Cuba, entre resistência e necessidade

 Havana tenta sobreviver aos duros embargos dos EUA em meio à pior crise econômica desde o fim da União Soviética

Por Jurandir Soares

As velhas tensões entre os Estados Unidos e Cuba voltaram a ganhar intensidade nos últimos anos, recolocando a ilha caribenha no centro de uma disputa geopolítica que envolve também Rússia e China. Especialmente depois da ação norte-americana que desbancou Nicolás Maduro do poder na Venezuela. Washington alterna sinais de pressão máxima com gestos diplomáticos limitados, enquanto Havana tenta sobreviver à mais grave crise econômica desde o fim da União Soviética. O resultado é um ambiente de permanente instabilidade política e social, marcado por apagões, escassez de combustíveis e crescente descontentamento popular.


Ao mesmo tempo, enquanto setores conservadores nos EUA defendem o endurecimento total contra o governo cubano, outros grupos apostam na reaproximação gradual e no diálogo institucional. Entre ameaças de intervenção, sanções econômicas, processos judiciais e propostas de ajuda humanitária, a ilha caribenha segue sendo um dos temas mais sensíveis da política externa estadunidense, especialmente em um cenário internacional de rivalidade crescente entre as grandes potências.


PRESSÃO


A política dos EUA para Cuba voltou a ser influenciada por setores que defendem medidas mais duras contra o regime comunista. Nos últimos anos, parlamentares ligados à comunidade cubano-norte-americana da Flórida passaram a exigir ações mais severas, alegando violações de direitos humanos e repressão política. Embora uma invasão militar seja considerada improvável por especialistas, o simples fato de o tema voltar ao debate já provoca tensão em Havana. O governo cubano frequentemente denuncia supostos planos de desestabilização patrocinados pelos EUA, acusando Washington de estimular protestos internos e agravar a crise econômica. Além do embargo do petróleo, o que leva Cuba a enfrentar apagões quase diários, o problema afeta hospitais, transporte, comércio e a própria produção industrial, aprofundando o desgaste social do governo.


JUSTIÇA


Outro elemento de forte desgaste diplomático surgiu com iniciativas judiciais envolvendo o ex-presidente Raúl Castro. Grupos de exilados cubanos e autoridades norte-americanas voltaram a pressionar por responsabilizações relacionadas ao episódio de 1996, quando dois aviões da organização “Brothers to the Rescue” foram abatidos pela aviação cubana em espaço aéreo próximo à ilha, causando a morte de quatro pessoas. Cabe destacar que se torna difícil levar a julgamento nos EUA um homem que atualmente tem 94 anos.


DIPLOMACIA


Em meio às tensões, o secretário de Estado dos EUA, filho de imigrantes cubanos, apresentou uma proposta que gerou repercussão internacional. Marco Rubio defendeu o envio de ajuda humanitária de cerca de 100 milhões de dólares para Cuba, condicionando a distribuição dos recursos à Igreja Católica, sem participação direta de Havana. A proposta foi interpretada de maneiras distintas. Defensores afirmam que a medida poderia aliviar o sofrimento da população. Já o governo cubano considerou a iniciativa uma tentativa de interferência política e de enfraquecimento institucional, mas sinalizou disposição em aceitá-la para não se indispor ainda mais com a população.


REAÇÃO


A crescente pressão norte-americana provocou reações imediatas de China e Rússia, países com vínculos tradicionais com a ilha. Moscou e Pequim declararam oposição a qualquer tentativa de intervenção externa e reafirmaram o princípio da soberania. Para russos e chineses, Cuba representa não apenas um aliado político histórico, mas também um ponto estratégico no hemisfério ocidental.

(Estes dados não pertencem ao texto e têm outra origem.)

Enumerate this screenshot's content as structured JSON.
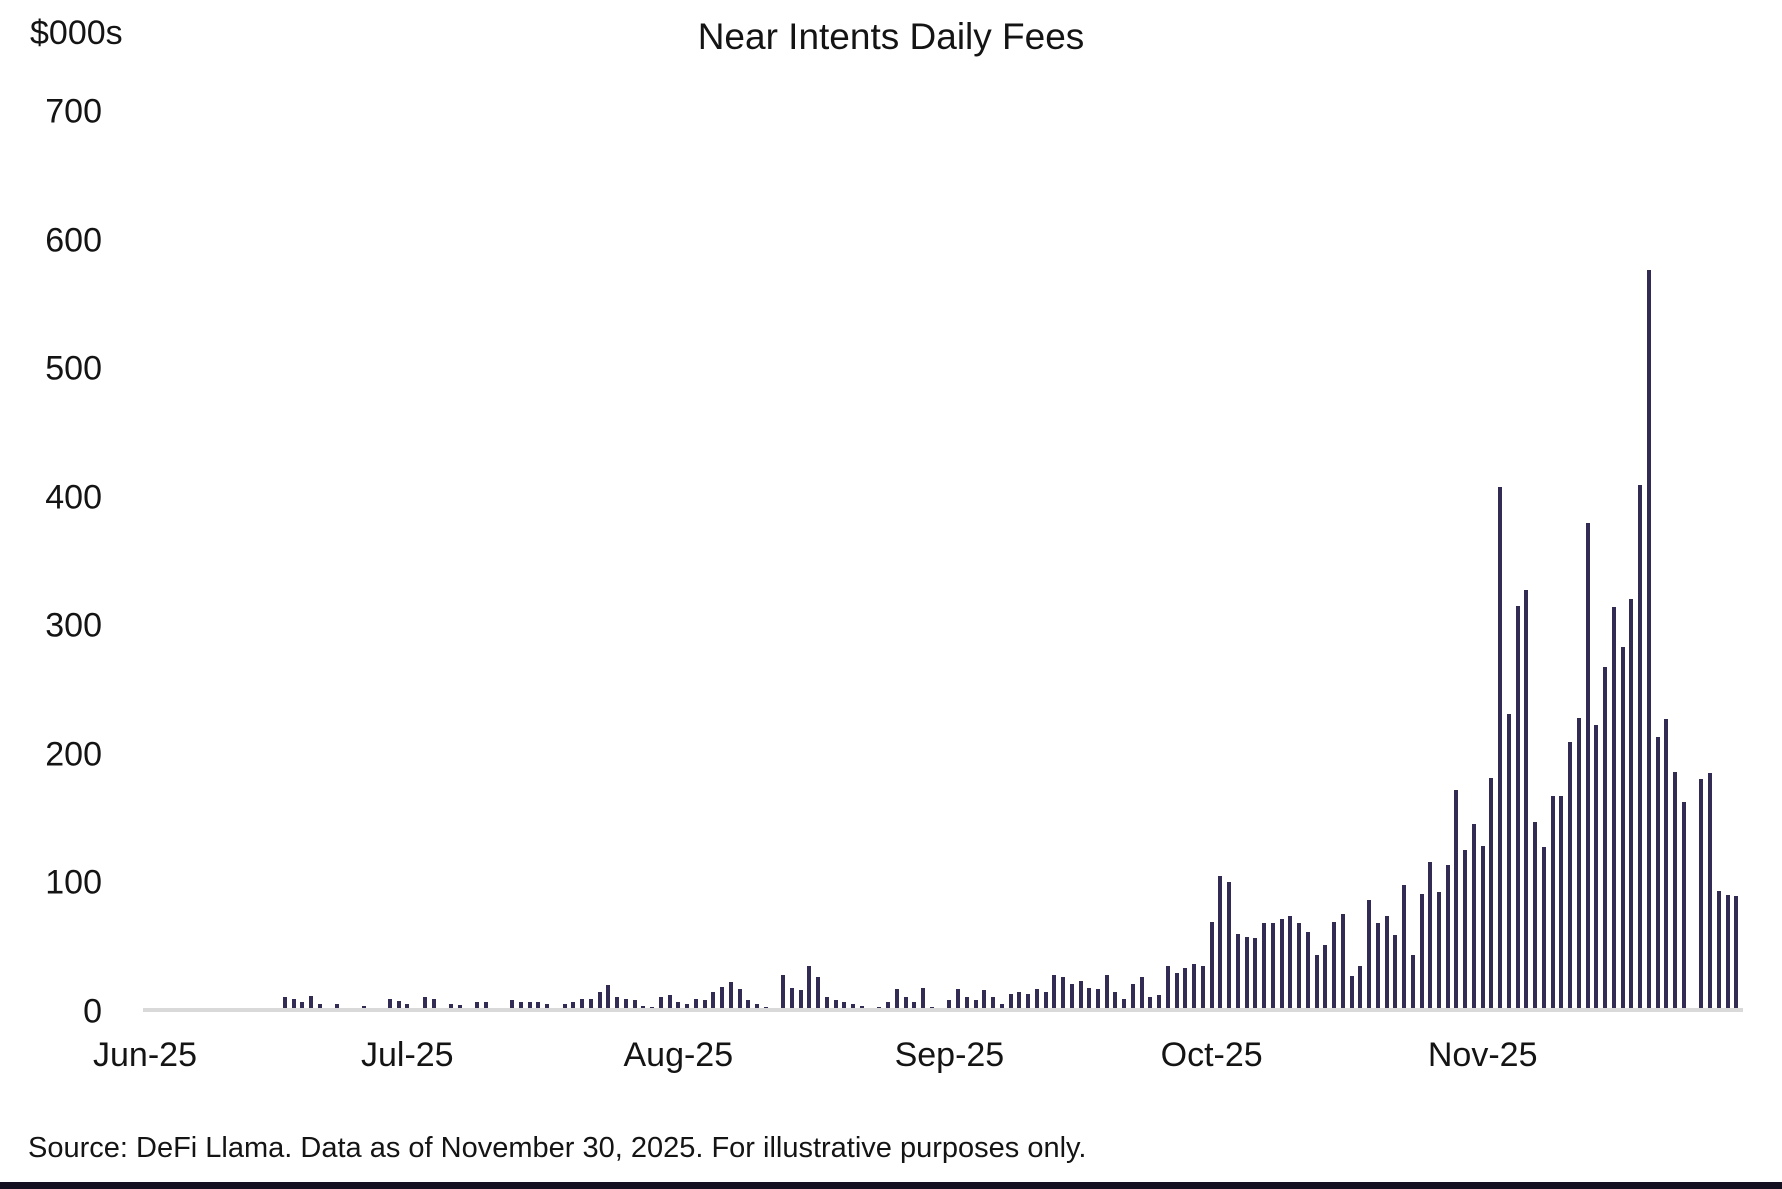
{
  "title": "Near Intents Daily Fees",
  "y_axis": {
    "unit_label": "$000s",
    "ticks": [
      {
        "label": "700",
        "value": 700
      },
      {
        "label": "600",
        "value": 600
      },
      {
        "label": "500",
        "value": 500
      },
      {
        "label": "400",
        "value": 400
      },
      {
        "label": "300",
        "value": 300
      },
      {
        "label": "200",
        "value": 200
      },
      {
        "label": "100",
        "value": 100
      },
      {
        "label": "0",
        "value": 0
      }
    ]
  },
  "x_axis": {
    "ticks": [
      {
        "label": "Jun-25",
        "day_index": 0
      },
      {
        "label": "Jul-25",
        "day_index": 30
      },
      {
        "label": "Aug-25",
        "day_index": 61
      },
      {
        "label": "Sep-25",
        "day_index": 92
      },
      {
        "label": "Oct-25",
        "day_index": 122
      },
      {
        "label": "Nov-25",
        "day_index": 153
      }
    ]
  },
  "footer": {
    "source_text": "Source: DeFi Llama. Data as of November 30, 2025. For illustrative purposes only."
  },
  "colors": {
    "bar": "#322b54",
    "axis_line": "#d9d9d9",
    "text": "#141414",
    "bottom_strip": "#14101f"
  },
  "chart_data": {
    "type": "bar",
    "title": "Near Intents Daily Fees",
    "xlabel": "",
    "ylabel": "$000s",
    "ylim": [
      0,
      700
    ],
    "grid": false,
    "legend": false,
    "x_unit": "day",
    "x_range": [
      "2025-06-01",
      "2025-11-30"
    ],
    "x_tick_labels": [
      "Jun-25",
      "Jul-25",
      "Aug-25",
      "Sep-25",
      "Oct-25",
      "Nov-25"
    ],
    "values": [
      0,
      0,
      0,
      0,
      0,
      0,
      0,
      0,
      0,
      0,
      2,
      2.5,
      1.5,
      2,
      1.5,
      1.5,
      12,
      10,
      8,
      12.5,
      6,
      3,
      6.5,
      2,
      2.5,
      5,
      1.5,
      1,
      10.5,
      8.5,
      6.5,
      1,
      11.5,
      10.5,
      2,
      6.5,
      5.5,
      2,
      8,
      7.5,
      2.5,
      1,
      9,
      8,
      7.5,
      8,
      6.5,
      2,
      6.5,
      8,
      10,
      10.5,
      15.5,
      21,
      12,
      10.5,
      9,
      5,
      4,
      11.5,
      13,
      8,
      6.5,
      10.5,
      9,
      15.5,
      19.5,
      23.5,
      18,
      9,
      6.5,
      4,
      2.5,
      28.5,
      19,
      17,
      36,
      27,
      12,
      9,
      8,
      6.5,
      5,
      2.5,
      4,
      8,
      18,
      12,
      8,
      19,
      4,
      2.5,
      9,
      18,
      12,
      9,
      17,
      12,
      6.5,
      14,
      15.5,
      14,
      18,
      15.5,
      28.5,
      27,
      22,
      24.5,
      19,
      18,
      28.5,
      15.5,
      10,
      22,
      27,
      12,
      13,
      36,
      30,
      34,
      37.5,
      36,
      70,
      106,
      101,
      61,
      58,
      57.5,
      69.5,
      69.5,
      72,
      74.5,
      69,
      62,
      44,
      52,
      70,
      76,
      28,
      36,
      87,
      69,
      75,
      60,
      99,
      44,
      92,
      117,
      93,
      114,
      173,
      126,
      146,
      129,
      182,
      408,
      232,
      316,
      328,
      148,
      128,
      168,
      168,
      210,
      229,
      380,
      223,
      268,
      315,
      284,
      321,
      410,
      577,
      214,
      228,
      187,
      163,
      2,
      181,
      186,
      94,
      91,
      90
    ]
  }
}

A Rússia foi fornecedora de Cuba durante muitos anos, mas, desde o colapso da União Soviética, em 1991, essa ajuda e influência cessaram. Já a China, que busca expandir seus negócios globalmente, reduziu seu avanço na região depois que Donald Trump afastou os empreendedores chineses que controlavam o Canal do Panamá. Nesse cenário, Cuba permanece dividida entre a necessidade urgente de reformas econômicas e a resistência política de um sistema construído sob permanente estado de confronto externo.